For many of us, this was a watershed book -- my generation's "Howl," comparable in its erotic candor and political verve to Allen Ginsberg's legendary jeremiad.

Her latest book, "Blue Hour," is 11 poems, a linked sequence. Dramatically unlike the first-person narrative lyrics of "The Country Between Us," the new work is musical rather than discursive in manner, as delicate as Chopin and similarly muscular and precise.

As always in Forche's books, the visual imagery is gorgeous, in movements of strobe-like intensity:

The room turns white again, and white. For years I have opened my eyes and not known where I was.
It was like a kettle wrapped in towels and bubbling, spewing camphor clouds against walls turning the world beyond the windows white.
I couldn't move, and when they lifted the tented sheet covering the crib it was only to touch my face.
This was the year my mother's mother died in the asylum, Eloise
Mindless.

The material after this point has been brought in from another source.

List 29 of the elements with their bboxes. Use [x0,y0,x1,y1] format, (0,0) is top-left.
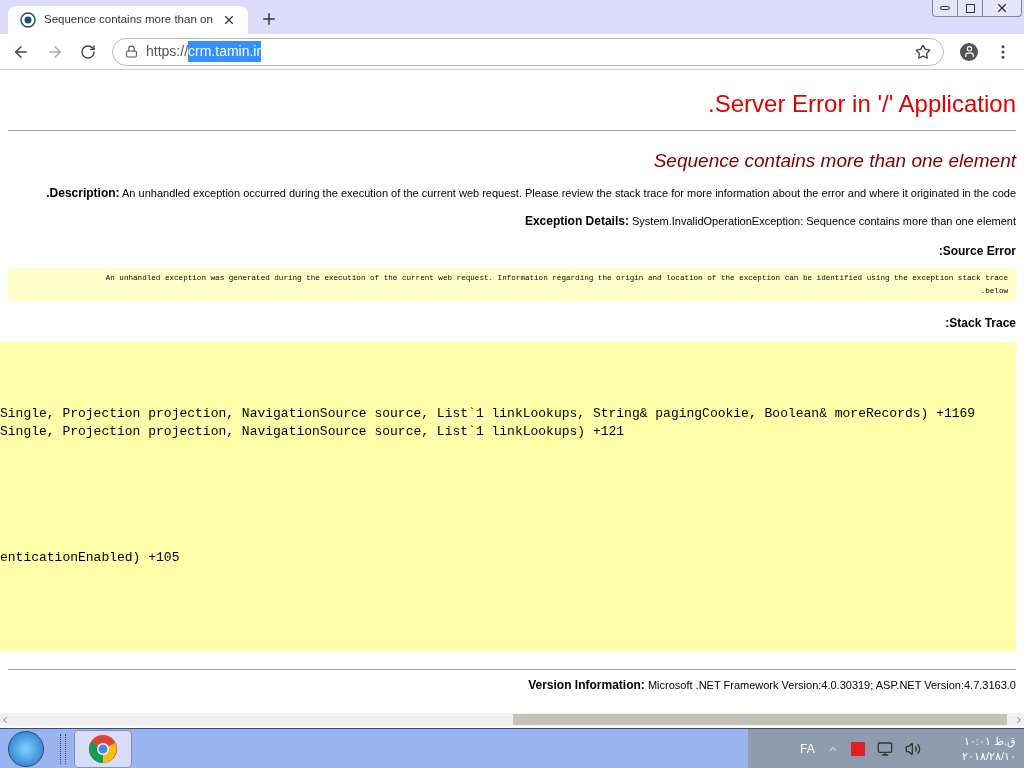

Without protection from the world
Her hair, white, everywhere, her eyes the windows of a ruined house.
Like a kettle, but made of apothecary glass, so that it was possible to watch the liquid boil inside

In their edgy sensations and atmosphere, these poems evoke the political world that surrounds us, alluding to cordite and strafing -- "checkpoints, road blocks, barricades ..." -- but are never explicit about setting or subject.

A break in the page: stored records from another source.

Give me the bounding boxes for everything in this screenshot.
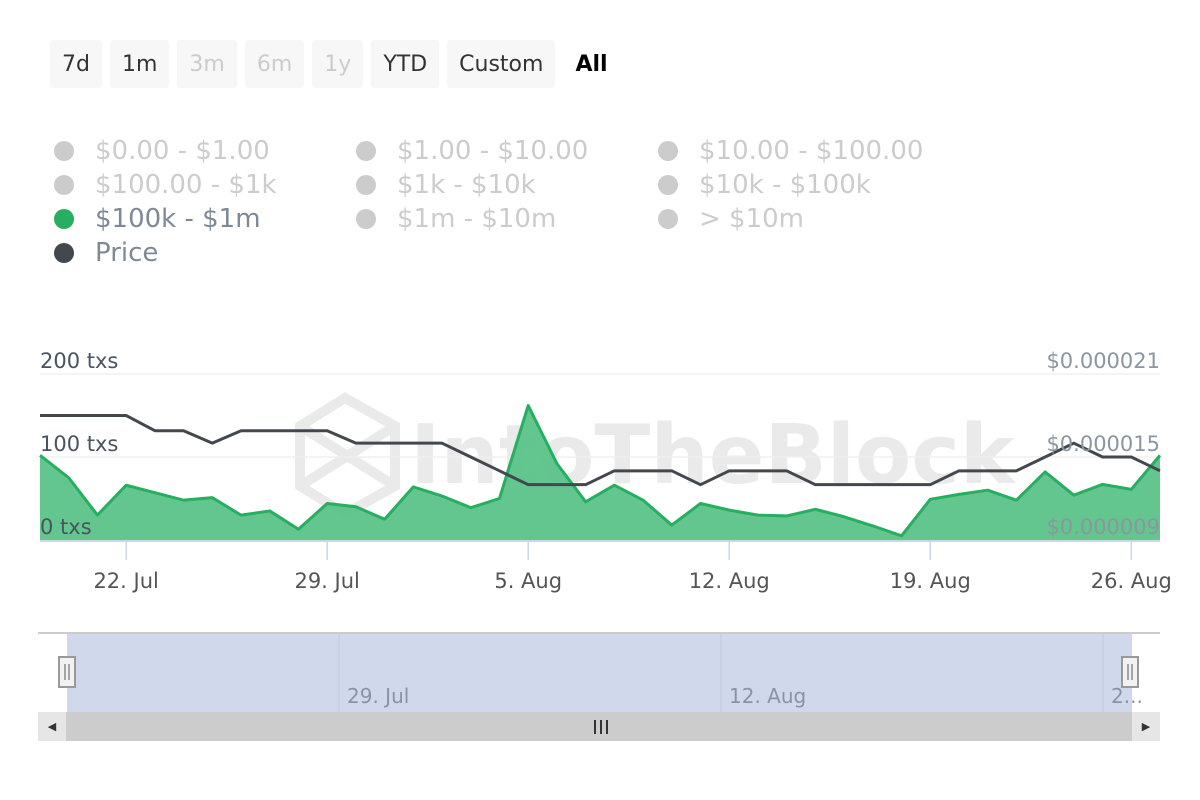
legend-dot-icon xyxy=(658,141,678,161)
navigator-handle-right[interactable] xyxy=(1121,656,1139,688)
legend-item[interactable]: $1k - $10k xyxy=(356,168,658,202)
scrollbar-grip[interactable] xyxy=(591,720,611,734)
legend-dot-icon xyxy=(356,209,376,229)
navigator-label: 12. Aug xyxy=(729,684,806,708)
legend-label: $1.00 - $10.00 xyxy=(397,136,589,166)
legend-item[interactable]: $0.00 - $1.00 xyxy=(54,134,356,168)
legend-item[interactable]: $10.00 - $100.00 xyxy=(658,134,960,168)
navigator-handle-left[interactable] xyxy=(58,656,76,688)
y-left-tick-label: 200 txs xyxy=(40,349,118,373)
range-button-6m: 6m xyxy=(244,40,305,88)
main-chart: IntoTheBlock 22. Jul 29. Jul 5. Aug 12. Aug… xyxy=(39,349,1172,593)
legend-item[interactable]: $100.00 - $1k xyxy=(54,168,356,202)
x-tick-label: 22. Jul xyxy=(93,569,158,593)
watermark-logo-icon xyxy=(295,392,400,520)
grip-line xyxy=(606,720,608,734)
range-button-1m[interactable]: 1m xyxy=(109,40,170,88)
legend-item[interactable]: $10k - $100k xyxy=(658,168,960,202)
range-button-custom[interactable]: Custom xyxy=(447,40,556,88)
legend-label: $10k - $100k xyxy=(699,170,871,200)
chart-legend: $0.00 - $1.00 $1.00 - $10.00 $10.00 - $100… xyxy=(54,134,974,270)
scroll-left-button[interactable]: ◀ xyxy=(38,712,66,741)
x-tick-label: 5. Aug xyxy=(494,569,562,593)
y-right-tick-label: $0.000015 xyxy=(1046,432,1160,456)
triangle-left-icon: ◀ xyxy=(47,720,57,733)
scroll-right-button[interactable]: ▶ xyxy=(1132,712,1160,741)
range-button-all[interactable]: All xyxy=(563,40,619,88)
legend-label: $0.00 - $1.00 xyxy=(95,136,270,166)
range-button-ytd[interactable]: YTD xyxy=(371,40,440,88)
navigator-scrollbar[interactable]: ◀ ▶ xyxy=(38,712,1160,741)
legend-label: $1m - $10m xyxy=(397,204,557,234)
legend-label: > $10m xyxy=(699,204,805,234)
range-button-3m: 3m xyxy=(177,40,237,88)
x-tick-label: 29. Jul xyxy=(294,569,359,593)
legend-dot-icon xyxy=(658,209,678,229)
legend-dot-icon xyxy=(658,175,678,195)
legend-label: $100k - $1m xyxy=(95,204,261,234)
navigator-selected-range[interactable] xyxy=(67,634,1132,712)
x-tick-label: 19. Aug xyxy=(890,569,971,593)
x-tick-label: 12. Aug xyxy=(689,569,770,593)
legend-item[interactable]: > $10m xyxy=(658,202,960,236)
legend-dot-icon xyxy=(54,243,74,263)
y-left-tick-label: 0 txs xyxy=(40,515,92,539)
range-selector: 7d 1m 3m 6m 1y YTD Custom All xyxy=(50,40,620,88)
legend-item[interactable]: $100k - $1m xyxy=(54,202,356,236)
legend-label: $100.00 - $1k xyxy=(95,170,277,200)
legend-item[interactable]: $1m - $10m xyxy=(356,202,658,236)
range-button-7d[interactable]: 7d xyxy=(50,40,102,88)
legend-dot-icon xyxy=(356,141,376,161)
grip-line xyxy=(594,720,596,734)
y-right-tick-label: $0.000009 xyxy=(1046,515,1160,539)
legend-item[interactable]: $1.00 - $10.00 xyxy=(356,134,658,168)
legend-dot-icon xyxy=(54,175,74,195)
legend-dot-icon xyxy=(356,175,376,195)
legend-label: Price xyxy=(95,238,159,268)
x-axis: 22. Jul 29. Jul 5. Aug 12. Aug 19. Aug 26. Au… xyxy=(40,540,1172,593)
legend-item[interactable]: Price xyxy=(54,236,356,270)
navigator-label: 29. Jul xyxy=(347,684,409,708)
grip-line xyxy=(600,720,602,734)
range-button-1y: 1y xyxy=(312,40,364,88)
legend-label: $1k - $10k xyxy=(397,170,536,200)
triangle-right-icon: ▶ xyxy=(1141,720,1151,733)
y-left-tick-label: 100 txs xyxy=(40,432,118,456)
x-tick-label: 26. Aug xyxy=(1091,569,1172,593)
legend-dot-icon xyxy=(54,209,74,229)
legend-dot-icon xyxy=(54,141,74,161)
y-right-tick-label: $0.000021 xyxy=(1046,349,1160,373)
legend-label: $10.00 - $100.00 xyxy=(699,136,924,166)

This collection is Forche's "Song of Not Myself," and in lieu of Whitman's pastoral leaves of grass, her gaze surveys endless sheaves of ash. The book's longest poem, "On Earth," covering 45 pages, seems without precedent in recent American poetry. She explains in a note that its origins are in a form of "Gnostic abecedarian [of the alphabet] hymns ... from the third century A.D.," which "along with Christian and Buddhist texts ... were recovered from ... the northern fringe of the Taklamakan Desert early in the twentieth century."

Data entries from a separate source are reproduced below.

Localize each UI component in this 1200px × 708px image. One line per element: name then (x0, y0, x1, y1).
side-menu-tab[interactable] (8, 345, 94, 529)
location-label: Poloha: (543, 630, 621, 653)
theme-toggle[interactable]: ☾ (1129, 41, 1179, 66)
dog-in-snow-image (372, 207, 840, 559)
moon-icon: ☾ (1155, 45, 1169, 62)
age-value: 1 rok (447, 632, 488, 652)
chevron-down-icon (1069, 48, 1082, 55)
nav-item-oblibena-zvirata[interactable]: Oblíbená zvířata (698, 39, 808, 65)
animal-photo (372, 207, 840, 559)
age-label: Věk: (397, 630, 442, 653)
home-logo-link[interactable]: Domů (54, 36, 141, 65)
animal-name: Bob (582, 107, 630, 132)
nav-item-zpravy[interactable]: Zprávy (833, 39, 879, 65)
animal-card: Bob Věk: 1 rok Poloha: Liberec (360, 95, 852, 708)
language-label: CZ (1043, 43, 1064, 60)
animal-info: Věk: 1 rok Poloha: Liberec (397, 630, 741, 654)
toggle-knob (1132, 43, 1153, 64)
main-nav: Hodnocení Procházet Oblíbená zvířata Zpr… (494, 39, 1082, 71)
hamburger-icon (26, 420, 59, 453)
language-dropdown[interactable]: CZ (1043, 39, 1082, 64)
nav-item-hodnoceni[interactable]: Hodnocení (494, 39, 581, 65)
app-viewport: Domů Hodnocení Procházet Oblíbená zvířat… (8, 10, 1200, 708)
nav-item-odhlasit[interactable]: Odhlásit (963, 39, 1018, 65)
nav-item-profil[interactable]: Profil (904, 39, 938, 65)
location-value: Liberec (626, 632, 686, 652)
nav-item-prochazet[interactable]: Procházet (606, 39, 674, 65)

Thinking of this poem's aphoristic, syntactically fragmentary and alphabetically ordered lines as hymn-like is very helpful.

"On Earth" accrues in page after page of incremental segments, periodically adjusting its key or tonal register. Visually the left-hand margin shifts like an index through an alphabetical progression of initial letters. While the form of the abecedary is completely flexible, the motif of alphabetical ordering lends solidity to a structure that could otherwise seem amorphous.

Here is a segment that shows the transition from u to v to w:

une enfant qui meurt wrapped in a trouser leg
unspeakable in language
unspoken thoughts, leaving us in their proximity, alone
until dawn in the fire tower
until this, that vesture, vigil light, votive
visible only to God
walking the streets, tented in bedclothes
war-eyed in the warehouse of history
war no longer declared but only continued
warning us of its nature and our own
washing its windows until they vanish

One risk of this poem's continuous reliance upon sentence fragments is lassitude: the poetic material can seem loosely organized like notations in a private journal.

Yet Forche's poems unfold with ceremonious elegance, maintaining a tone of utmost seriousness. Piercing descriptive images and intricate phrasing, like a dancer's cadenced gait across the page, keep pulling this reader back steadily, though these poems are undeniably demanding, revealing their intentions only gradually.

Many readers, drawn to Forche's new collection with desire intensified by the resilience of her early books, may long for the directness of her older poems. The new work is undeniably more difficult, a sprawling assemblage of sonic fragments and imagery cracked under pressure.

Over successive readings, these poems ultimately yield not prosaic "comprehension" but a tactile, empathic equation of our lives and the lives of strangers -- exiles and refugees, hibakusha survivors of Hiroshima and Nagasaki, and those who carry the carnage of the Shoah and Stalinism to their deaths.

Sustained concentration yields the shock of discovery. Here is a polyrhythmic, multilingual poetry, best understood -- that is, experienced -- in the hearing as well as reading.

"Blue Hour" offers a choral form "large" enough, as Whitman avowed, to "contain multitudes."

Vermont resident Jim Schley is the author of "One Another."